I think that’s all that’s needed on this topic—I’d love to see what would happen if crop irrigation were removed from the models or if arable land were doubled. But I don’t have access to a supercomputer, and it’s a self-serving calculation that would help my education instead of doing what I intend: Helping my readers.
As far as I can tell, the spatial resolution is about 0.1 degree, with roughly 1,000 parameters for each area with active vegetation (based on the “Functionally Assembled Terrestrial Ecosystem Simulator”, or FATES). A third of the Earth is covered by land.

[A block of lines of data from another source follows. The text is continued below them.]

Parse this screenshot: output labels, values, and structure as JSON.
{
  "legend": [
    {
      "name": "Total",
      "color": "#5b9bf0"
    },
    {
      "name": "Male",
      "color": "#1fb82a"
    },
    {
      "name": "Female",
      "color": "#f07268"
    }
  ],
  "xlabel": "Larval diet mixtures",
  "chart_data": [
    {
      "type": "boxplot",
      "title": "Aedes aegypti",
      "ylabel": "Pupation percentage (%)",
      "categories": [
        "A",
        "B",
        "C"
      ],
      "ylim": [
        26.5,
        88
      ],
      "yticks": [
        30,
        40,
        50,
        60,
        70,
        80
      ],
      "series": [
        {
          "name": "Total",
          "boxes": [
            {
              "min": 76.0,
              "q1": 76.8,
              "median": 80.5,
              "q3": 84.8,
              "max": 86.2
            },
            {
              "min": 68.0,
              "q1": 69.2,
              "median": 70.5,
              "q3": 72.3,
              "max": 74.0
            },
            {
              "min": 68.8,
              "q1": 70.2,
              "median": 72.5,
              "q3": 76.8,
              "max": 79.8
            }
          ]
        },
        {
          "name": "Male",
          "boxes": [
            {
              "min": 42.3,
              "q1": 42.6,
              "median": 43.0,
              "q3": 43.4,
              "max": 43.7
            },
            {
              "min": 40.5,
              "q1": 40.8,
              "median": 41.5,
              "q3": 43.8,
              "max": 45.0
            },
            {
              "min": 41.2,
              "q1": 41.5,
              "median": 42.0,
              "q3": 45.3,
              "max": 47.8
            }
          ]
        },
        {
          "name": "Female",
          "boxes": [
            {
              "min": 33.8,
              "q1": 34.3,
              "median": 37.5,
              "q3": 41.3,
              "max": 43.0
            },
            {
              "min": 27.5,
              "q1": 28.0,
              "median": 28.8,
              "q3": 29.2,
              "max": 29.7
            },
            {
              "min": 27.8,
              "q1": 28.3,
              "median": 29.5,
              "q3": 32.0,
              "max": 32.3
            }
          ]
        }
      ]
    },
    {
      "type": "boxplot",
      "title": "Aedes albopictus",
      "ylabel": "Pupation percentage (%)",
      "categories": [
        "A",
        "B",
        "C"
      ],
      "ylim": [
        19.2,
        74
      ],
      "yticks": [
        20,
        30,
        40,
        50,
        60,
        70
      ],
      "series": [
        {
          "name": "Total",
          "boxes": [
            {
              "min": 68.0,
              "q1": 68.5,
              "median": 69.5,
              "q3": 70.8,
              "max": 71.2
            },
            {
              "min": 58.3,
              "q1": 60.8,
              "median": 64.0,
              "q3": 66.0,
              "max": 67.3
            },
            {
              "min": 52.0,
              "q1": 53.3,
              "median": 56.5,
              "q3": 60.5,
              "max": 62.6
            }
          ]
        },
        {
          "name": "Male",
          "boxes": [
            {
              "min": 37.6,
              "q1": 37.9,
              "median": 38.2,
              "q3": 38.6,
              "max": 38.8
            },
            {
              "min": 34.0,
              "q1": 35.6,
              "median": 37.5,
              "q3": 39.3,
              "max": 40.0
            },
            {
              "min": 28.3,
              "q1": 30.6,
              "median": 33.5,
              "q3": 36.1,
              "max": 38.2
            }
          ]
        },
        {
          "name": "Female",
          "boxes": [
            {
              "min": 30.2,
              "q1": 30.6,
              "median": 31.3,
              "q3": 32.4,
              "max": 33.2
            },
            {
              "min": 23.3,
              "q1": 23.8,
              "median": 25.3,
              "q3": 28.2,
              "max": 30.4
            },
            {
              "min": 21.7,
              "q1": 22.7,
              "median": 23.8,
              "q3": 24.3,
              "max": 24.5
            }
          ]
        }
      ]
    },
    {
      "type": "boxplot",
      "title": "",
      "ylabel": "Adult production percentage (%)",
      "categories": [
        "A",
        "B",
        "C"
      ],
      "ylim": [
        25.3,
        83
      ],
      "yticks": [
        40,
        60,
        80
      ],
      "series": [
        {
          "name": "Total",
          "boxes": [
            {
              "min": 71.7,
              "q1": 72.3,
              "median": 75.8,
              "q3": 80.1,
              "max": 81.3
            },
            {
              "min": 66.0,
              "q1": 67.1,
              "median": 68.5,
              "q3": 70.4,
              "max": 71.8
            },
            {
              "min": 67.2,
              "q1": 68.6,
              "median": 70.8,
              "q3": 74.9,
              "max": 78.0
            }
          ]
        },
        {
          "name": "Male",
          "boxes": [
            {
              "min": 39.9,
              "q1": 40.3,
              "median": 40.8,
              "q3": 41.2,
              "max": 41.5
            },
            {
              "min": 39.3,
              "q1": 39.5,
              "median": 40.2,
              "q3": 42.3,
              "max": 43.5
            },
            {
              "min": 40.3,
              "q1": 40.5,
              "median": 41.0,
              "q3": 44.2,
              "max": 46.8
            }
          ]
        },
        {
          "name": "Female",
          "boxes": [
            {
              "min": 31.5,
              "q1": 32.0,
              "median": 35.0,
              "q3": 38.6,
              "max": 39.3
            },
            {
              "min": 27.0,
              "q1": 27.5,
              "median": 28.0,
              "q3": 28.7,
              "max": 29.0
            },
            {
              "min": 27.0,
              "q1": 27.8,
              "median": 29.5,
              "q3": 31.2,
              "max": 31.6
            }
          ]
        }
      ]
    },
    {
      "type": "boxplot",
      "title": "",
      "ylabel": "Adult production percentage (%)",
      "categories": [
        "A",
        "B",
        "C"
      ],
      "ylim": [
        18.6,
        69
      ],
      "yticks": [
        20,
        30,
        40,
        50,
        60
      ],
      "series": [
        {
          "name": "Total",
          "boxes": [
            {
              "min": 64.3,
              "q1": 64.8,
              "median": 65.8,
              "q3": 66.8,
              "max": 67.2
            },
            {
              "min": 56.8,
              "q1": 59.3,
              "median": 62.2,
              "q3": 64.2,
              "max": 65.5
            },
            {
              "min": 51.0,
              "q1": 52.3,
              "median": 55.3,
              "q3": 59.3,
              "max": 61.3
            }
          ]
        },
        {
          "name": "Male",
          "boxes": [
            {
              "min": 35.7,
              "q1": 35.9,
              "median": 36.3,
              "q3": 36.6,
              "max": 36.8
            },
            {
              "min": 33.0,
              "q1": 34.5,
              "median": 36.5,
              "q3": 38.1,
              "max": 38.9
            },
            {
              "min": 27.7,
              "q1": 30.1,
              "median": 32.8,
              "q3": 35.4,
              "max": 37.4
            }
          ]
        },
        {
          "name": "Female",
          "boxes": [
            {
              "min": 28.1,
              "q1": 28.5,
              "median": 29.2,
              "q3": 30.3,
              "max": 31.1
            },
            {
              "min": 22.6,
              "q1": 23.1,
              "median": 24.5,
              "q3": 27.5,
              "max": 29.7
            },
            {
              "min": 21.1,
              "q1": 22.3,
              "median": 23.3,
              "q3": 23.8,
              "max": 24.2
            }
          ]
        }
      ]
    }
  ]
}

I covered this in an earlier installment, but it was buried. According to a 2019 IPCC report:
The total net land-atmosphere flux of CO2 on both managed and unmanaged lands very likely provided a global net removal from 2007 to 2016 according to models (-6.0 ± 3.7 GtCO2 yr–1, likely range). This net removal is comprised of two major components: (i) modelled net anthropogenic emissions from AFOLU are 5.2 ± 2.6 GtCO2 yr–1 (likely range) driven by land cover change, including deforestation and afforestation/reforestation, and wood harvesting (accounting for about 13% of total net anthropogenic emissions of CO2) (medium confidence), and (ii) modelled net removals due to non-anthropogenic processes are 11.2 ± 2.6 GtCO2 yr–1 (likely range) on managed and unmanaged lands, driven by environmental changes such as increasing CO2, nitrogen deposition and changes in climate (accounting for a removal of 29% of the CO2 emitted from all anthropogenic activities (fossil fuel, industry and AFOLU) (medium confidence).
In layperson’s terms, we think biology removes a lot of carbon, but we’re not that sure of the net effect.
Water storage from space may seem challenging, but groundwater at the scale of Earth changes the local gravity!